Mountain refilled and offered it to Stanford.


Boss clapped, invoked Toki and drank it down.


“Fukkin’-uh... harsh, Dude.”

Boss offered it to Ravi and we went on in this manner until the bowl was drained. Our lips, tongues and innards were numb but our minds were crystal clear. We sat for awhile and California asked Ravi about what he could expect. Ravi gently told him to be patient and that he would soon see for himself. He intimated that the experience was different for each individual and depended more upon Toki than anything else. Ravi politely rose after an appropriate time, gathered his bag of goodies and walked out the back door like a cat you thought you saw from the corner of your eye. California rose next and told us he was going to catch up on some paperwork downstairs in his office.


Mountain and I put on our music and set about finishing our own work. I was preparing the lobster and he was assembling the salad bar. When I came to the sink to begin cutting the lobster shells and pulling the meat out, I laughed like a child who has just squished mud between his toes. My job suddenly looked as if was going to be more interesting than usual. Apparently, the lobsters had decided to leave the bounds of the sink and were gently swimming to and fro through the air above. I plucked one out of the air about a foot over my head as it was swimming toward the mixing machine, twenty yards away.


Another crustacean rose from the cool water and started for the Hobart machine. I snatched it easily and put it back in the sink. Several more had become airborne by this time and I decided that I would have to take them from the air, rather than the sink, to be sure that none managed to escape. It was like catching butterflies under water. I somehow managed to snatch and cut them all without spooking the herd. Once lined up in their stainless steel refrigerator trays, they behaved well and stayed put. While I worked, I could hear Mountain chopping vegetables and giggling like a man with his hands tied, getting his ears licked by a half dozen St. Bernard pups.

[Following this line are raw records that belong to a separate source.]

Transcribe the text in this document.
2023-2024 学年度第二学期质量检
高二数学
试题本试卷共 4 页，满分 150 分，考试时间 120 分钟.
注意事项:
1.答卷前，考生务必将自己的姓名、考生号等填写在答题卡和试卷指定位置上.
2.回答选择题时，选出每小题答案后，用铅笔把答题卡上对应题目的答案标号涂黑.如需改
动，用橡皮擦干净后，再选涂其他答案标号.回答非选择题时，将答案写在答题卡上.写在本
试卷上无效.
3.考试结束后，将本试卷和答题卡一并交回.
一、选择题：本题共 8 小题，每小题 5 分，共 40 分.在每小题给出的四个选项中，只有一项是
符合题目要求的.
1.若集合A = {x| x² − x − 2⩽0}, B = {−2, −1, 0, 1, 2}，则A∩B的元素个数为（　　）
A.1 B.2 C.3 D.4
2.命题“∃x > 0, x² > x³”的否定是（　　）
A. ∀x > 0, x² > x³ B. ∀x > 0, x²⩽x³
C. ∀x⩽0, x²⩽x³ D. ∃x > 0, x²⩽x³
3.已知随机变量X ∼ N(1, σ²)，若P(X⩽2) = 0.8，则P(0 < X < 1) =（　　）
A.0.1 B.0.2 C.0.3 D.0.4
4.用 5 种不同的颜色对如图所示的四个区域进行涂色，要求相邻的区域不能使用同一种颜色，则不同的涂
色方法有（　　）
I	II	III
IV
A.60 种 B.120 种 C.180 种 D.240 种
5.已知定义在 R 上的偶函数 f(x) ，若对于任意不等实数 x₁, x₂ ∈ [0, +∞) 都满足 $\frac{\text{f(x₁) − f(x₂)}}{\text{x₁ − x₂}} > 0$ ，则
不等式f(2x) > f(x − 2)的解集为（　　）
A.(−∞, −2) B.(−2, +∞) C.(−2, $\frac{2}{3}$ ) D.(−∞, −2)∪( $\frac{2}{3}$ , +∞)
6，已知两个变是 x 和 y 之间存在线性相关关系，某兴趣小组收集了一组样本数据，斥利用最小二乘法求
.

The next day, California strolled into my kitchen just as Mountain and I were chucking our aprons into the Keefer Laundry bag and heading for the door. He asked me if we could speak for a minute. Mountain stepped aside and made his way down the stairs. I pulled back into the kitchen.


“That was-uh... absolutely over the top yesterday. I-uh... had to… phone Carmen, to-uh... drive me home.”


“My lobsters all tried to fly away and I had to chase them down one by one. Mountain said every time he cut a lettuce in half, that it grew back whole again.”


“How-uh... much am I-uh... paying you?”


“Six hundred a month.”


“Well-uh... you're making Eight now-uh... Chief. Come-uh... over tonight. Carmen's making her-uh... Chili Verde. I got-uh... some bitchin' Piesporter Goldtropfchen-uh... Spatlese and some-uh... wicked sinsemilla."